Hasta donde alcanza la voz

As far as voice reaches

En el ágora de Atenas eran necesarios 6.000 votos para condenar a un hombre al ostracismo. En los días de decisión, una multitud cercana a las 10.000 personas podía congregarse en un espacio urbano de unos 40.000 metros cuadrados. Los atenienses, educados en el cuidado del cuerpo y de la voz, guardaban una singular compostura grupal en el ágora, formando un “cuadro de orden corporal en la bruma de la diversidad”, en palabras de Winckelmann. Allí fluían las conversaciones y los discursos, y las distancias personales se calibraban en función del recorrido auditivo de la palabra. Palabras y espacios. ¿Qué diríamos hoy de un urbanismo cuyas medidas se calibraran en función de la palabra que se pronuncia y se puede escuchar?

Cuando nos enfrentábamos al proyecto de la manzana de viviendas para jóvenes y mayores en el entorno de la Estación de San Bernardo de Sevilla, uno de nuestros intereses principales fue trasladar a este solar de la primera periferia de Sevilla las condiciones de densidad y cercanía física de la ciudad histórica. Las “micromanzanas” que proponíamos podían no ser comprendidas por lo forzado de su reducido tamaño, llevado al límite para simular un tejido de intersticios de una escala similar al del centro histórico, pero era necesario provocar la sensación de cercanía y de interacción personal en un conjunto residencial que ser proponía como modelo de relaciones inter-generacionales. El archipiélago de micromanzanas descansaba sobre una plataforma elevada, una planta noble a cuatro metros de la avenida, que se entendía como el lugar de encuentro de los diversos: un ágora de 1800 metros cuadrados en la que, si la densidad de ocupación fuera la misma que en la de Atenas, 450 personas, los habitantes de las 178 viviendas, podrían reconocerse y hablarse.

Nos estamos acostumbrando con demasiada facilidad a fascinarnos con los logros del urbanismo macro, el de las grandes cifras, el los espectáculos de crecimiento (sobre todo oriental) de los que dan fe Rem Koolhaas y el Google Earth. En una mesa redonda reciente manifesté mi escepticismo ante la benevolencia de esas visiones y ante cómo los observadores más finos caen seducidos por las cifras y el aroma de lo grande y del dinero. Cuando hice notar el alejamiento que esta posición suponía del sujeto principal del urbanismo, el contacto personal físico, fui calificado de romántico, adjetivo que en una época como la que vivimos no podía entenderse más que como “antiguo”.

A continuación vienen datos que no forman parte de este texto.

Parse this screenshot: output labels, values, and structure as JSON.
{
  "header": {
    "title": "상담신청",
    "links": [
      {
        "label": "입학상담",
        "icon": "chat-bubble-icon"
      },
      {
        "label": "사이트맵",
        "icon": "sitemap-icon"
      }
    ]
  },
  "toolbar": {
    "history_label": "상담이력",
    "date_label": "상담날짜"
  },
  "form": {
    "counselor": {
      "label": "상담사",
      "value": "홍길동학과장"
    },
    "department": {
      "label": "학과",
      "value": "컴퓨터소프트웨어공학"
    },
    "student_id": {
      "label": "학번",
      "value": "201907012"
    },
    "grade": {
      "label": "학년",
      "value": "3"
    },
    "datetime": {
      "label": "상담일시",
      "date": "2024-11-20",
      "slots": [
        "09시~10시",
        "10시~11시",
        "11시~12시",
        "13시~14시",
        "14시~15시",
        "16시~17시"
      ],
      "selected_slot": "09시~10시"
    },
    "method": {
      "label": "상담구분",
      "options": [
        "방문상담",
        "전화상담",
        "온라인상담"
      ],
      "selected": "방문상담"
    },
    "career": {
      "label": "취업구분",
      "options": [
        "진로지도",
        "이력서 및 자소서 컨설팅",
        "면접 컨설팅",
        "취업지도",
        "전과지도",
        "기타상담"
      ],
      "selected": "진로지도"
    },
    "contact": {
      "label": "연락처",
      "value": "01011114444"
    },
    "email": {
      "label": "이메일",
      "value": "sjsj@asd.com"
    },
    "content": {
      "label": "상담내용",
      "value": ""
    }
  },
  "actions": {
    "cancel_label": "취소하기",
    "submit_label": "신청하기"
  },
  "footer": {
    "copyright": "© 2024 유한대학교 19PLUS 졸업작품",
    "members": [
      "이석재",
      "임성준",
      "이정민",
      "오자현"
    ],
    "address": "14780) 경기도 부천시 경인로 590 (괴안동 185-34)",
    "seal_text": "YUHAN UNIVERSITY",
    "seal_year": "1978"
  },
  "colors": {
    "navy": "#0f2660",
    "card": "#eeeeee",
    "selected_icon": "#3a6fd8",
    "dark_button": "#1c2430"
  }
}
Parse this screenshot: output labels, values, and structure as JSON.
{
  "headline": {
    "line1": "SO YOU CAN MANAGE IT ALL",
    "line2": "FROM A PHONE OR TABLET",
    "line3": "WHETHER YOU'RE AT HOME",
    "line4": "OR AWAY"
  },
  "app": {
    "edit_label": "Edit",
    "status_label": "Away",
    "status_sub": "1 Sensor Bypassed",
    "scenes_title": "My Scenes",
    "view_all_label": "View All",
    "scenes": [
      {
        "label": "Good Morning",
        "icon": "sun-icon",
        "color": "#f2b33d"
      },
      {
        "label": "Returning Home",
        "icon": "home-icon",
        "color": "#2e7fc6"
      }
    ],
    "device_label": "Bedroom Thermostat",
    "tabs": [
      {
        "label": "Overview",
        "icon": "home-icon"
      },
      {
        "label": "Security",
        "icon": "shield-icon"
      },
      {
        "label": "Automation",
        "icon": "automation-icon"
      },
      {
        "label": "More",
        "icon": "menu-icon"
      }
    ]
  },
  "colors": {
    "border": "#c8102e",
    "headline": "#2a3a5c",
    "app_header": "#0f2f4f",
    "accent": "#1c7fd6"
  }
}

Pero me gustaría insistir una vez más en que el recurso al contacto personal, al microurbanismo, es el camino para responder a las necesidades de los habitantes de las ciudades, cada vez menos amparados por núcleos familiares clásicos dentro de estructuras de relaciones comunales estables; cada vez más transitando como sujetos solos o en reducida compañía; jóvenes y mayores con el único hilo conector de Internet. Dolores Hayden ha llamado la atención a cerca de lo estéril de insistir únicamente en estrategias de refugio o de eficiencia a la hora de afrontar el futuro de la vivienda. Insiste la socióloga norteamericana en el valor de las estrategias de corresponsabilidad, cuyo modelo arquetípico urbano sería algo así como un claustro comunitario

Sería interesante volver a hablar del valor sanador de la cercanía, de la interacción física entre diferentes que se exponen y se compadecen. Sería interesante averiguar cuánto del urbanismo moderno de torres navegando sobre planos verdes de raíces lecorbusieranas tiene su razón de ser ese neurótico fear of touching del que tanto han hablado Anthony Vidler y Richard Sennett.

En el proyecto de San Bernardo los elementos construidos, los compactos bloques en torno a patios de pequeña escala, eran forzados a mirarse de cerca, a casi tocarse, a compartir recorridos de acceso. En el concurso de ideas abundaron las galerías interminables y la yuxtaposición de series disciplinadas de apartamentos que no se miran. Nosotros imaginábamos un ágora, con su cuadro de orden corporal de personas diversas que se agrupan.

Voces compartidas, que trazan las dimensiones del suelo que sobrevuelan.